Ales Bialiatski n’a pas hésité à appeler ouvertement au durcissement des sanctions ciblées, y compris d’ordre économique, contre les dirigeants biélorusses auprès des gouvernements européens et du Conseil de l’Europe. Difficile toutefois d’éliminer aussi ouvertement un personnage d’une telle stature internationale. Le régime bélarus a fait du coup preuve d’imagination en le faisant arrêter et condamner le 24 novembre dernier pour… fraude fiscale !

Quatre ans de camp

Viasna est légalement interdite au Bélarus, son enregistrement ayant été refusé par les autorités. Elle n’a donc pas le droit de recevoir de financements étrangers pour ses activités. L’argent des donateurs, dont l’Union européenne, arrivait quand même sur des comptes personnalisés à Vilnius ou à Varsovie. Or, à la suite des accords bilatéraux avec ses voisins sur l’entraide judiciaire datés de 1992, la Biélorussie a pu recevoir toutes les informations sur les comptes ouverts par Ales Bialiatski. Une bavure dont se mordent les doigts les autorités polonaises et lituaniennes, qui ont financé la défense de Bialiatski pour tenter de se rattraper.

Le mal est fait : car si l’avocat a prouvé sans peine que les sommes qui ont transité par les comptes incriminés ne constituaient pas ses revenus personnels, visés par la loi, cela n’a pas empêché Bialiatski d’être condamné à quatre ans de camp à régime sévère. « Quelque part, les autorités ont donné la meilleure note possible à l’activité de Viasna », ironise Valentin Stepanovitch, son adjoint, qui continue le combat.

Coup de gueule européen

Les sanctions européennes sont-elles efficaces ? Dès 1997, le Conseil de l’Europe avait retiré au Bélarus son statut d’invité spécial pour manquement aux règles démocratiques. Les relations ne se sont pas arrangées depuis. Le 23 mars dernier, le Parlement européen a renforcé ses sanctions entamées en 2006 à l’encontre du régime, ajoutant 12 individus et 29 sociétés à la liste des personnes et entités privées de visa. Ce qui donne aujourd’hui une liste noire de 243 personnes et 32 organisations et entreprises.

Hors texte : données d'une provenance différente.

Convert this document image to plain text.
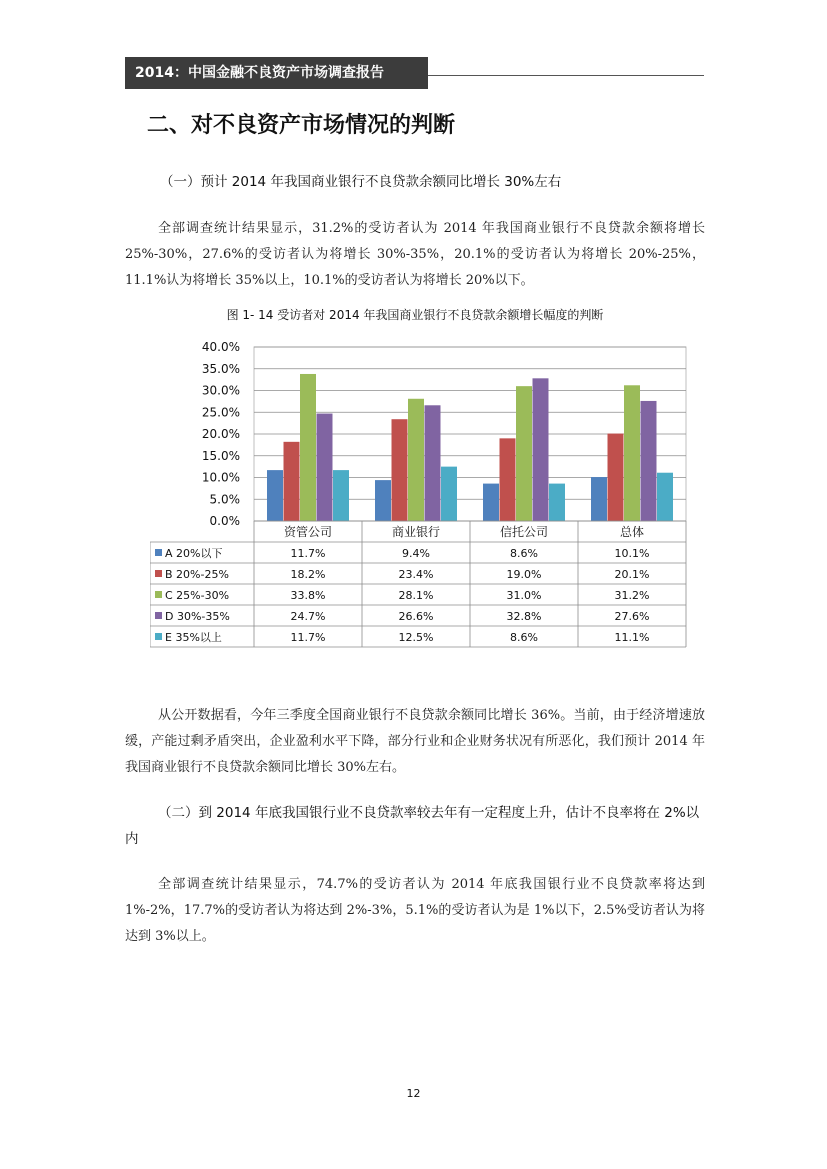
2014：中国金融不良资产市场调查报告
二、对不良资产市场情况的判断
（一）预计 2014 年我国商业银行不良贷款余额同比增长 30%左右

全部调查统计结果显示，31.2%的受访者认为 2014 年我国商业银行不良贷款余额将增长 25%-30%，27.6%的受访者认为将增长 30%-35%，20.1%的受访者认为将增长 20%-25%，11.1%认为将增长 35%以上，10.1%的受访者认为将增长 20%以下。

图 1- 14 受访者对 2014 年我国商业银行不良贷款余额增长幅度的判断
0.0%
5.0%
10.0%
15.0%
20.0%
25.0%
30.0%
35.0%
40.0%
资管公司	商业银行	信托公司	总体
A 20%以下	11.7%	9.4%	8.6%	10.1%
B 20%-25%	18.2%	23.4%	19.0%	20.1%
C 25%-30%	33.8%	28.1%	31.0%	31.2%
D 30%-35%	24.7%	26.6%	32.8%	27.6%
E 35%以上	11.7%	12.5%	8.6%	11.1%

从公开数据看，今年三季度全国商业银行不良贷款余额同比增长 36%。当前，由于经济增速放缓，产能过剩矛盾突出，企业盈利水平下降，部分行业和企业财务状况有所恶化，我们预计 2014 年我国商业银行不良贷款余额同比增长 30%左右。

（二）到 2014 年底我国银行业不良贷款率较去年有一定程度上升，估计不良率将在 2%以内

全部调查统计结果显示，74.7%的受访者认为 2014 年底我国银行业不良贷款率将达到 1%-2%，17.7%的受访者认为将达到 2%-3%，5.1%的受访者认为是 1%以下，2.5%受访者认为将达到 3%以上。

12
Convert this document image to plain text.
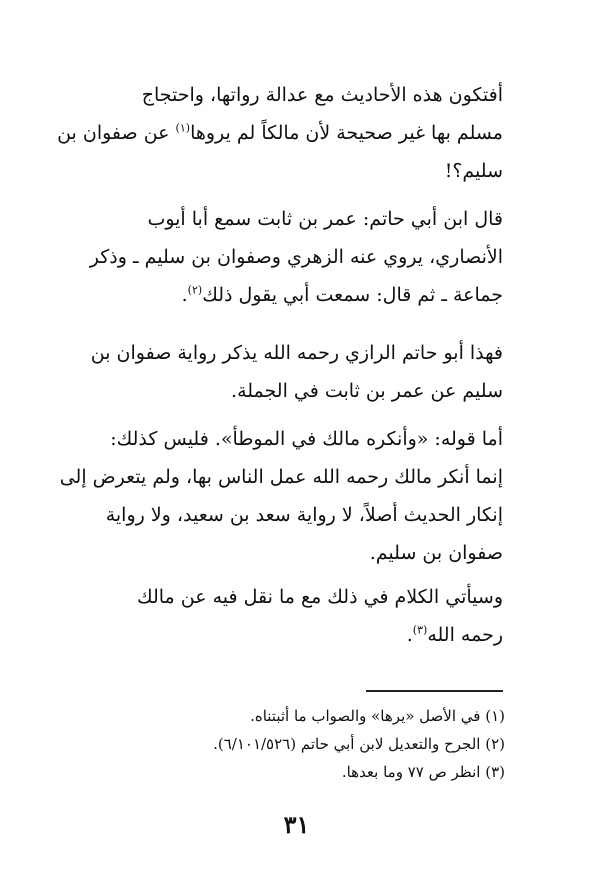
أفتكون هذه الأحاديث مع عدالة رواتها، واحتجاج
مسلم بها غير صحيحة لأن مالكاً لم يروها$^{(١)}$ عن صفوان بن
سليم؟!

قال ابن أبي حاتم: عمر بن ثابت سمع أبا أيوب
الأنصاري، يروي عنه الزهري وصفوان بن سليم ـ وذكر
جماعة ـ ثم قال: سمعت أبي يقول ذلك$^{(٢)}$.

فهذا أبو حاتم الرازي رحمه الله يذكر رواية صفوان بن
سليم عن عمر بن ثابت في الجملة.

أما قوله: «وأنكره مالك في الموطأ». فليس كذلك:
إنما أنكر مالك رحمه الله عمل الناس بها، ولم يتعرض إلى
إنكار الحديث أصلاً، لا رواية سعد بن سعيد، ولا رواية
صفوان بن سليم.

وسيأتي الكلام في ذلك مع ما نقل فيه عن مالك
رحمه الله$^{(٣)}$.

(١) في الأصل «يرها» والصواب ما أثبتناه.
(٢) الجرح والتعديل لابن أبي حاتم (٦/١٠١/٥٢٦).
(٣) انظر ص ٧٧ وما بعدها.
٣١
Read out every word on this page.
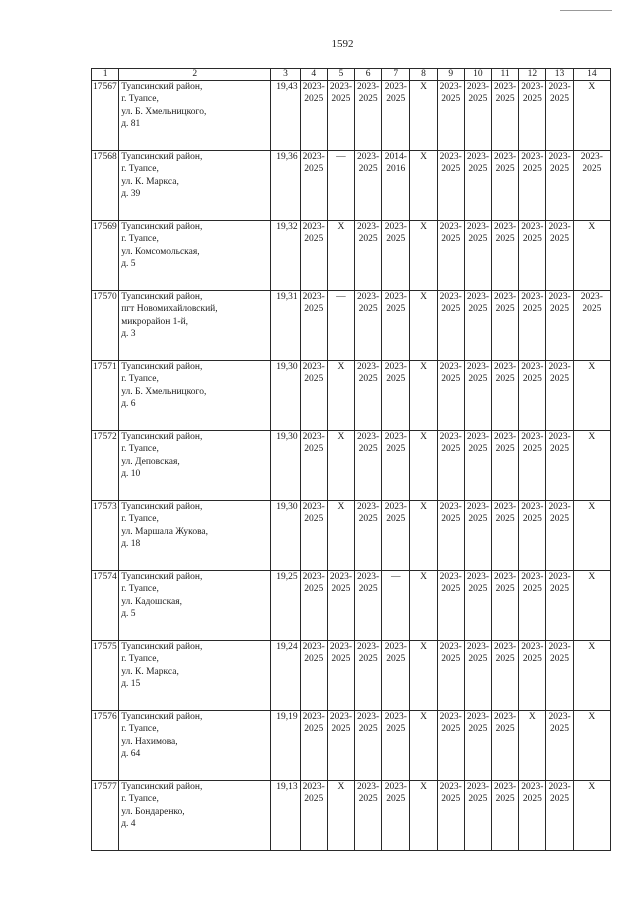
1592
1	2	3	4	5	6	7	8	9	10	11	12	13	14
17567	Туапсинский район,
г. Туапсе,
ул. Б. Хмельницкого,
д. 81	19,43	2023-2025	2023-2025	2023-2025	2023-2025	Х	2023-2025	2023-2025	2023-2025	2023-2025	2023-2025	Х
17568	Туапсинский район,
г. Туапсе,
ул. К. Маркса,
д. 39	19,36	2023-2025	—	2023-2025	2014-2016	Х	2023-2025	2023-2025	2023-2025	2023-2025	2023-2025	2023-2025
17569	Туапсинский район,
г. Туапсе,
ул. Комсомольская,
д. 5	19,32	2023-2025	Х	2023-2025	2023-2025	Х	2023-2025	2023-2025	2023-2025	2023-2025	2023-2025	Х
17570	Туапсинский район,
пгт Новомихайловский,
микрорайон 1-й,
д. 3	19,31	2023-2025	—	2023-2025	2023-2025	Х	2023-2025	2023-2025	2023-2025	2023-2025	2023-2025	2023-2025
17571	Туапсинский район,
г. Туапсе,
ул. Б. Хмельницкого,
д. 6	19,30	2023-2025	Х	2023-2025	2023-2025	Х	2023-2025	2023-2025	2023-2025	2023-2025	2023-2025	Х
17572	Туапсинский район,
г. Туапсе,
ул. Деповская,
д. 10	19,30	2023-2025	Х	2023-2025	2023-2025	Х	2023-2025	2023-2025	2023-2025	2023-2025	2023-2025	Х
17573	Туапсинский район,
г. Туапсе,
ул. Маршала Жукова,
д. 18	19,30	2023-2025	Х	2023-2025	2023-2025	Х	2023-2025	2023-2025	2023-2025	2023-2025	2023-2025	Х
17574	Туапсинский район,
г. Туапсе,
ул. Кадошская,
д. 5	19,25	2023-2025	2023-2025	2023-2025	—	Х	2023-2025	2023-2025	2023-2025	2023-2025	2023-2025	Х
17575	Туапсинский район,
г. Туапсе,
ул. К. Маркса,
д. 15	19,24	2023-2025	2023-2025	2023-2025	2023-2025	Х	2023-2025	2023-2025	2023-2025	2023-2025	2023-2025	Х
17576	Туапсинский район,
г. Туапсе,
ул. Нахимова,
д. 64	19,19	2023-2025	2023-2025	2023-2025	2023-2025	Х	2023-2025	2023-2025	2023-2025	Х	2023-2025	Х
17577	Туапсинский район,
г. Туапсе,
ул. Бондаренко,
д. 4	19,13	2023-2025	Х	2023-2025	2023-2025	Х	2023-2025	2023-2025	2023-2025	2023-2025	2023-2025	Х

L’Europe exige toujours la libération des prisonniers politiques, la fin de la répression politique et de la persécution des médias indépendants. Minsk avait répliqué le lendemain par l’interdiction d’entrée sur son territoire « aux personnes qui ont participé à l’adoption de ces mesures », et a renvoyé l’ambassadeur de l’UE et celui de Pologne, ce qui a déclenché en solidarité le rappel de tous les ambassadeurs des pays de l’Union. Ambiance !

L’aide du FMI

Les diplomates reviennent, sans doute en réponse à la récente libération de deux prisonniers politiques, dont l’ex-présidentiable Andreï Sannikov. Mais chacun reste prudent. Dans le passé, Loukashenko a déjà louvoyé de cette manière pour obtenir des aides européennes. Non sans succès : en 2008 et en 2009, contre quelques promesses démocratiques, le Bélarus avait réussi à intégrer le programme de Partenariat oriental de l’Union européenne (avec l’Arménie, l’Azerbaïdjan, la Géorgie, l’Ukraine, la Moldavie), et avait reçu un prêt de 2 milliard de dollars du FMI.

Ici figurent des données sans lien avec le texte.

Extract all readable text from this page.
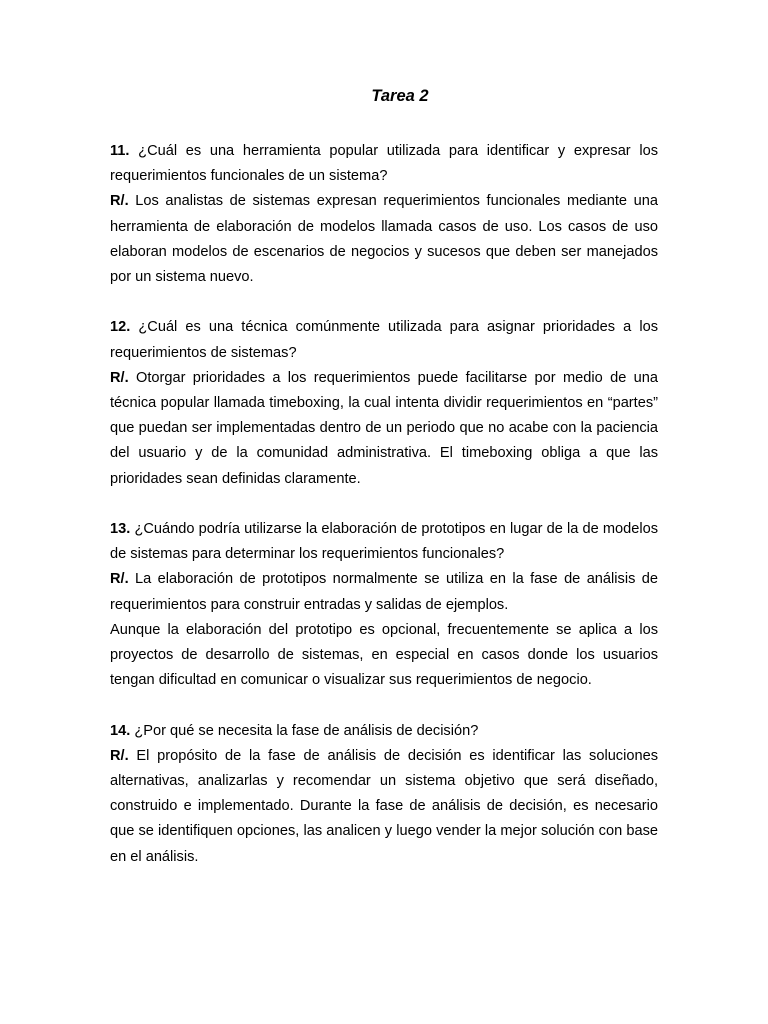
Tarea 2

11. ¿Cuál es una herramienta popular utilizada para identificar y expresar los requerimientos funcionales de un sistema?

R/. Los analistas de sistemas expresan requerimientos funcionales mediante una herramienta de elaboración de modelos llamada casos de uso. Los casos de uso elaboran modelos de escenarios de negocios y sucesos que deben ser manejados por un sistema nuevo.

12. ¿Cuál es una técnica comúnmente utilizada para asignar prioridades a los requerimientos de sistemas?

R/. Otorgar prioridades a los requerimientos puede facilitarse por medio de una técnica popular llamada timeboxing, la cual intenta dividir requerimientos en “partes” que puedan ser implementadas dentro de un periodo que no acabe con la paciencia del usuario y de la comunidad administrativa. El timeboxing obliga a que las prioridades sean definidas claramente.

13. ¿Cuándo podría utilizarse la elaboración de prototipos en lugar de la de modelos de sistemas para determinar los requerimientos funcionales?

R/. La elaboración de prototipos normalmente se utiliza en la fase de análisis de requerimientos para construir entradas y salidas de ejemplos.

Aunque la elaboración del prototipo es opcional, frecuentemente se aplica a los proyectos de desarrollo de sistemas, en especial en casos donde los usuarios tengan dificultad en comunicar o visualizar sus requerimientos de negocio.

14. ¿Por qué se necesita la fase de análisis de decisión?

R/. El propósito de la fase de análisis de decisión es identificar las soluciones alternativas, analizarlas y recomendar un sistema objetivo que será diseñado, construido e implementado. Durante la fase de análisis de decisión, es necesario que se identifiquen opciones, las analicen y luego vender la mejor solución con base en el análisis.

Car personne ne fait de l’isolement du pays un but en soi : passage stratégique pour le gaz de l’Est, le Belarus suscite au contraire l’intérêt de ses deux grands voisins. Par nostalgie soviétique, Loukashenko penche plutôt pour Moscou : Minsk a signé plusieurs accords visant à la création d’une entité confédérale avec la Russie, dont l’un a aboli des barrières douanières entre les deux pays. Mais le Bat’ka ne veut pas être un simple vassal. Il a fallu que Moscou coupe les robinets pétroliers pendant trois jours pour faire comprendre qui était le maître. Le différent concernait le prix des hydrocarbures, vendus à tarif préférentiel à Minsk, que Moscou voulait relever. Une affaire d’importance puisque ces hydrocarbures, revendus raffinés à l’Ouest au prix du marché, sont la principale ressource de devises du pays. C’est dans ces moments que Loukashenko revient, tout miel, dialoguer avec l’Ouest.

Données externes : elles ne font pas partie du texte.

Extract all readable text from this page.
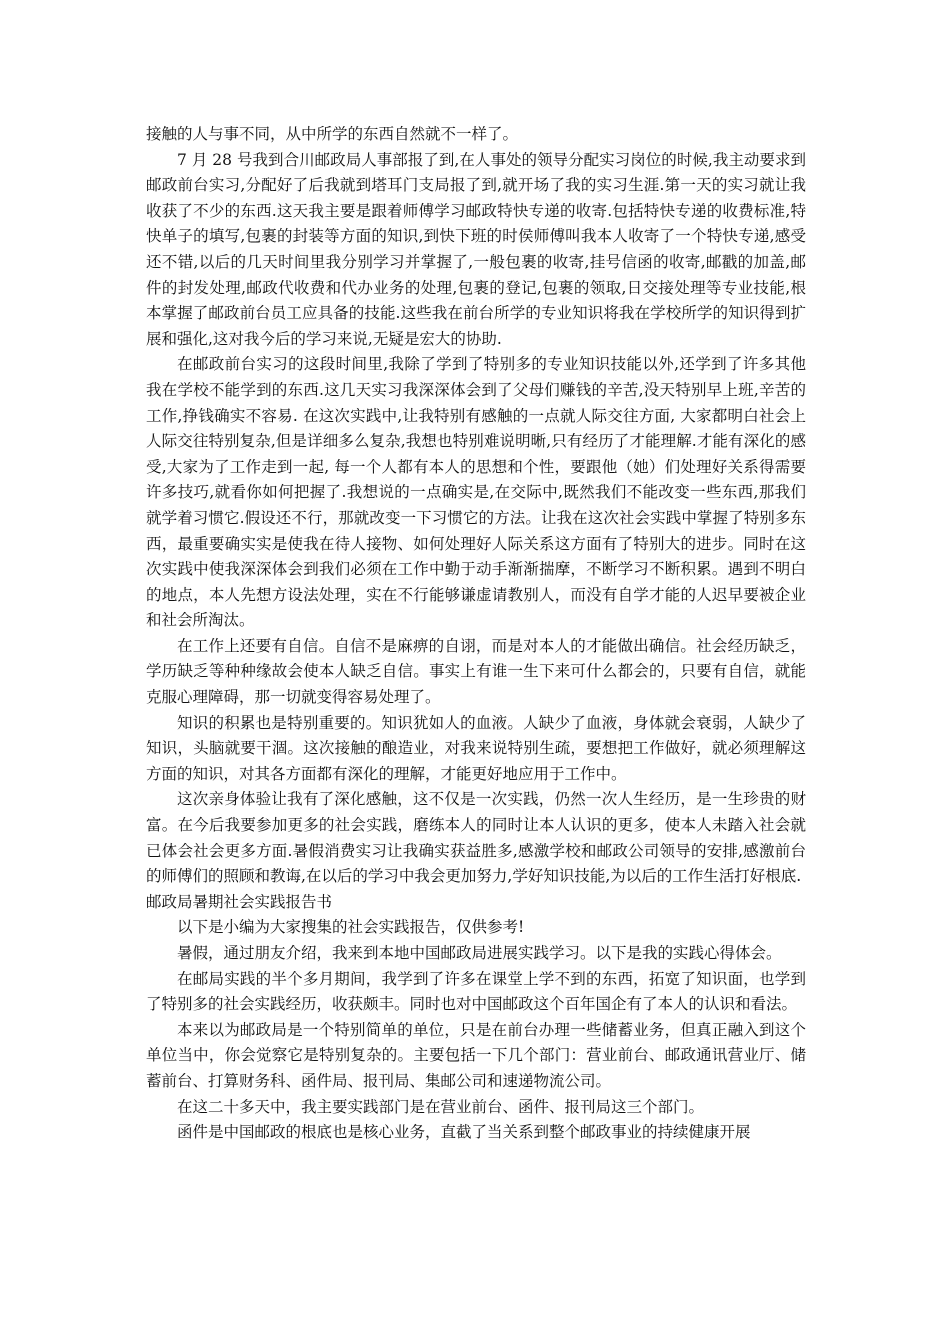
接触的人与事不同，从中所学的东西自然就不一样了。

7 月 28 号我到合川邮政局人事部报了到,在人事处的领导分配实习岗位的时候,我主动要求到邮政前台实习,分配好了后我就到塔耳门支局报了到,就开场了我的实习生涯.第一天的实习就让我收获了不少的东西.这天我主要是跟着师傅学习邮政特快专递的收寄.包括特快专递的收费标准,特快单子的填写,包裹的封装等方面的知识,到快下班的时侯师傅叫我本人收寄了一个特快专递,感受还不错,以后的几天时间里我分别学习并掌握了,一般包裹的收寄,挂号信函的收寄,邮戳的加盖,邮件的封发处理,邮政代收费和代办业务的处理,包裹的登记,包裹的领取,日交接处理等专业技能,根本掌握了邮政前台员工应具备的技能.这些我在前台所学的专业知识将我在学校所学的知识得到扩展和强化,这对我今后的学习来说,无疑是宏大的协助.

在邮政前台实习的这段时间里,我除了学到了特别多的专业知识技能以外,还学到了许多其他我在学校不能学到的东西.这几天实习我深深体会到了父母们赚钱的辛苦,没天特别早上班,辛苦的工作,挣钱确实不容易. 在这次实践中,让我特别有感触的一点就人际交往方面, 大家都明白社会上人际交往特别复杂,但是详细多么复杂,我想也特别难说明晰,只有经历了才能理解.才能有深化的感受,大家为了工作走到一起, 每一个人都有本人的思想和个性，要跟他（她）们处理好关系得需要许多技巧,就看你如何把握了.我想说的一点确实是,在交际中,既然我们不能改变一些东西,那我们就学着习惯它.假设还不行，那就改变一下习惯它的方法。让我在这次社会实践中掌握了特别多东西，最重要确实实是使我在待人接物、如何处理好人际关系这方面有了特别大的进步。同时在这次实践中使我深深体会到我们必须在工作中勤于动手渐渐揣摩，不断学习不断积累。遇到不明白的地点，本人先想方设法处理，实在不行能够谦虚请教别人，而没有自学才能的人迟早要被企业和社会所淘汰。

在工作上还要有自信。自信不是麻痹的自诩，而是对本人的才能做出确信。社会经历缺乏，学历缺乏等种种缘故会使本人缺乏自信。事实上有谁一生下来可什么都会的，只要有自信，就能克服心理障碍，那一切就变得容易处理了。

知识的积累也是特别重要的。知识犹如人的血液。人缺少了血液，身体就会衰弱，人缺少了知识，头脑就要干涸。这次接触的酿造业，对我来说特别生疏，要想把工作做好，就必须理解这方面的知识，对其各方面都有深化的理解，才能更好地应用于工作中。

这次亲身体验让我有了深化感触，这不仅是一次实践，仍然一次人生经历，是一生珍贵的财富。在今后我要参加更多的社会实践，磨练本人的同时让本人认识的更多，使本人未踏入社会就已体会社会更多方面.暑假消费实习让我确实获益胜多,感激学校和邮政公司领导的安排,感激前台的师傅们的照顾和教诲,在以后的学习中我会更加努力,学好知识技能,为以后的工作生活打好根底.

邮政局暑期社会实践报告书

以下是小编为大家搜集的社会实践报告，仅供参考!

暑假，通过朋友介绍，我来到本地中国邮政局进展实践学习。以下是我的实践心得体会。

在邮局实践的半个多月期间，我学到了许多在课堂上学不到的东西，拓宽了知识面，也学到了特别多的社会实践经历，收获颇丰。同时也对中国邮政这个百年国企有了本人的认识和看法。

本来以为邮政局是一个特别简单的单位，只是在前台办理一些储蓄业务，但真正融入到这个单位当中，你会觉察它是特别复杂的。主要包括一下几个部门：营业前台、邮政通讯营业厅、储蓄前台、打算财务科、函件局、报刊局、集邮公司和速递物流公司。

在这二十多天中，我主要实践部门是在营业前台、函件、报刊局这三个部门。

函件是中国邮政的根底也是核心业务，直截了当关系到整个邮政事业的持续健康开展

Le gaz avant la démocratie

La crise n’a pas épargné le pays : déficit commercial abyssal, pénurie de devises et inflation galopante (108 % en 2011). L’aide occidentale attend plus que les gestes symboliques comme la libération de Sannikov. Les rapports de force changent : la Russie a obtenu en novembre 2011, par l’achat de la société Beltransgaz, le contrôle de 100 % des gazoducs du Bélarus qui assurent le transit de gaz russe vers l’Europe en échange d’accords économiques. Un nouveau sursis financier, certes, mais aussi un coup dur pour l’indépendance économique, donc politique.

Loukashenko reste cependant particulièrement tenace et ne dédaigne pas quelques pieds de nez à ses détracteurs. Les officiels marqués dans la liste noire des personnes interdites de visa parviennent à passer outre : le ministre de l’Intérieur biélorusse, Anatoli Koulechov, est venu quelques jours en France en janvier à l’invitation d’Interpol ; Loukashenko lui-même s’est déplacé à Vienne en représentant son pays pour le Comité olympique. Les sanctions de l’UE admettent en effet des exceptions, notamment celles où le pays concerné accueille sur son territoire le siège d’une organisation internationale.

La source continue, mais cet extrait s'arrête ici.